DIY - Hope or Threat?
I thought this was interesting, from Wired: In the Next Industrial Revolution, Atoms Are the New Bits, by Chris Anderson.
I started hearing rumbles about a resurgence of do-it-yourself (DIY) at some point in 2009 and to my way of thinking, it represented flickers of hope after all this economic malaise we've been going through. It struck me as hopeful in a variety of ways. For example, the idea that people will start using their creativity to make new things, instead of that long drive to somehow get a slice of some kind of bubble. And of course, it is nice to think of new and interesting industries, inventions, tools, etc. springing up out of the ashes of those that haven't been doing such a bang-up job or have become obsolete as time marches on (and it is always marching on, of course, even when some companies/industries don't quite realize it for far too long).

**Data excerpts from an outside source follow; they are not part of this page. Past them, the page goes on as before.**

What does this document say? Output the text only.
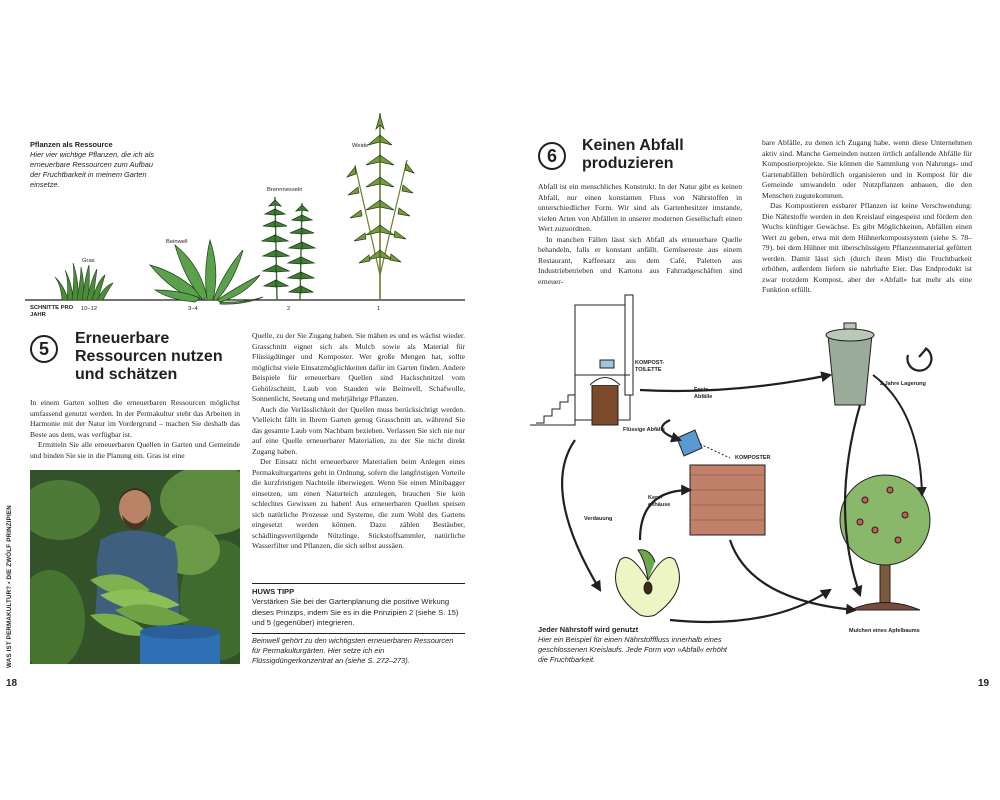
Pflanzen als Ressource
Hier vier wichtige Pflanzen, die ich als erneuerbare Ressourcen zum Aufbau der Fruchtbarkeit in meinem Garten einsetze.
Gras
Beinwell
Brennnesseln
Weide
SCHNITTE PRO
JAHR
10–12	3–4	2	1
5	Erneuerbare
Ressourcen nutzen
und schätzen

In einem Garten sollten die erneuerbaren Ressourcen möglichst umfassend genutzt werden. In der Permakultur steht das Arbeiten in Harmonie mit der Natur im Vordergrund – machen Sie deshalb das Beste aus dem, was verfügbar ist.

Ermitteln Sie alle erneuerbaren Quellen in Garten und Gemeinde und binden Sie sie in die Planung ein. Gras ist eine

Quelle, zu der Sie Zugang haben. Sie mähen es und es wächst wieder. Grasschnitt eignet sich als Mulch sowie als Material für Flüssigdünger und Komposter. Wer große Mengen hat, sollte möglichst viele Einsatzmöglichkeiten dafür im Garten finden. Andere Beispiele für erneuerbare Quellen sind Hackschnitzel vom Gehölzschnitt, Laub von Stauden wie Beinwell, Schafwolle, Sonnenlicht, Seetang und mehrjährige Pflanzen.

Auch die Verlässlichkeit der Quellen muss berücksichtigt werden. Vielleicht fällt in Ihrem Garten genug Grasschnitt an, während Sie das gesamte Laub vom Nachbarn beziehen. Verlassen Sie sich nie nur auf eine Quelle erneuerbarer Materialien, zu der Sie nicht direkt Zugang haben.

Der Einsatz nicht erneuerbarer Materialien beim Anlegen eines Permakulturgartens geht in Ordnung, sofern die langfristigen Vorteile die kurzfristigen Nachteile überwiegen. Wenn Sie einen Minibagger einsetzen, um einen Naturteich anzulegen, brauchen Sie kein schlechtes Gewissen zu haben! Aus erneuerbaren Quellen speisen sich natürliche Prozesse und Systeme, die zum Wohl des Gartens eingesetzt werden können. Dazu zählen Bestäuber, schädlingsvertilgende Nützlinge, Stickstoffsammler, natürliche Wasserfilter und Pflanzen, die sich selbst aussäen.

HUWS TIPP
Verstärken Sie bei der Gartenplanung die positive Wirkung dieses Prinzips, indem Sie es in die Prinzipien 2 (siehe S. 15) und 5 (gegenüber) integrieren.
Beinwell gehört zu den wichtigsten erneuerbaren Ressourcen für Permakulturgärten. Hier setze ich ein Flüssigdüngerkonzentrat an (siehe S. 272–273).
WAS IST PERMAKULTUR? • DIE ZWÖLF PRINZIPIEN
18
6	Keinen Abfall
produzieren

Abfall ist ein menschliches Konstrukt. In der Natur gibt es keinen Abfall, nur einen konstanten Fluss von Nährstoffen in unterschiedlicher Form. Wir sind als Gartenbesitzer imstande, vielen Arten von Abfällen in unserer modernen Gesellschaft einen Wert zuzuordnen.

In manchen Fällen lässt sich Abfall als erneuerbare Quelle behandeln, falls er konstant anfällt. Gemüsereste aus einem Restaurant, Kaffeesatz aus dem Café, Paletten aus Industriebetrieben und Kartons aus Fahrradgeschäften sind erneuer-

bare Abfälle, zu denen ich Zugang habe, wenn diese Unternehmen aktiv sind. Manche Gemeinden nutzen örtlich anfallende Abfälle für Kompostierprojekte. Sie können die Sammlung von Nahrungs- und Gartenabfällen behördlich organisieren und in Kompost für die Gemeinde umwandeln oder Nutzpflanzen anbauen, die den Menschen zugutekommen.

Das Kompostieren essbarer Pflanzen ist keine Verschwendung: Die Nährstoffe werden in den Kreislauf eingespeist und fördern den Wuchs künftiger Gewächse. Es gibt Möglichkeiten, Abfällen einen Wert zu geben, etwa mit dem Hühnerkompostsystem (siehe S. 78–79), bei dem Hühner mit überschüssigem Pflanzenmaterial gefüttert werden. Damit lässt sich (durch ihren Mist) die Fruchtbarkeit erhöhen, außerdem liefern sie nahrhafte Eier. Das Endprodukt ist zwar trotzdem Kompost, aber der »Abfall« hat mehr als eine Funktion erfüllt.

KOMPOST-
TOILETTE
Feste
Abfälle
2 Jahre Lagerung
Flüssige Abfälle
KOMPOSTER
Kern-
gehäuse
Verdauung
Mulchen eines Apfelbaums
Jeder Nährstoff wird genutzt
Hier ein Beispiel für einen Nährstofffluss innerhalb eines geschlossenen Kreislaufs. Jede Form von »Abfall« erhöht die Fruchtbarkeit.
19
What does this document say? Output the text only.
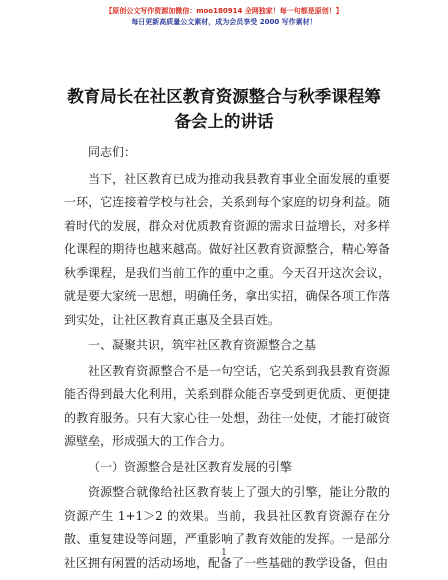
【原创公文写作资源加微信：moo180914 全网独家！每一句都是原创！】
每日更新高质量公文素材，成为会员享受 2000 写作素材！
教育局长在社区教育资源整合与秋季课程筹备会上的讲话

同志们：

当下，社区教育已成为推动我县教育事业全面发展的重要一环，它连接着学校与社会，关系到每个家庭的切身利益。随着时代的发展，群众对优质教育资源的需求日益增长，对多样化课程的期待也越来越高。做好社区教育资源整合，精心筹备秋季课程，是我们当前工作的重中之重。今天召开这次会议，就是要大家统一思想，明确任务，拿出实招，确保各项工作落到实处，让社区教育真正惠及全县百姓。

一、凝聚共识，筑牢社区教育资源整合之基

社区教育资源整合不是一句空话，它关系到我县教育资源能否得到最大化利用，关系到群众能否享受到更优质、更便捷的教育服务。只有大家心往一处想，劲往一处使，才能打破资源壁垒，形成强大的工作合力。

（一）资源整合是社区教育发展的引擎

资源整合就像给社区教育装上了强大的引擎，能让分散的资源产生 1+1＞2 的效果。当前，我县社区教育资源存在分散、重复建设等问题，严重影响了教育效能的发挥。一是部分社区拥有闲置的活动场地，配备了一些基础的教学设备，但由

1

Of course, also interesting is that the cover for this issue of Wired brought up the idea that investors and even workers won't necessarily be needed for this new breed of innovators and entrepreneurs in this vision of a DIY industrial revolution. I think that's a little much though.
I tend to believe this trend, if it continues, represents more hope than threat. And of course it's good for investors to keep abreast of anything that could be disruptive to existing industries.
Another fact that kind of knocked me out me out in here... I remember when I first heard of a 3-D printer, I thought that was pretty amazing. The article said that now, there are sub-$1,000 3-D printers (which of course, fits into his theory here, since then such tools become much more accessible to many more people).
Of course, I know a lot of people are known to rebut or criticize Chris Anderson; the Long Tail theory had a lot of critics. But regardless, he does come up with some interesting food for thought, I think. (I'm currently reading his new-ish book, Free.)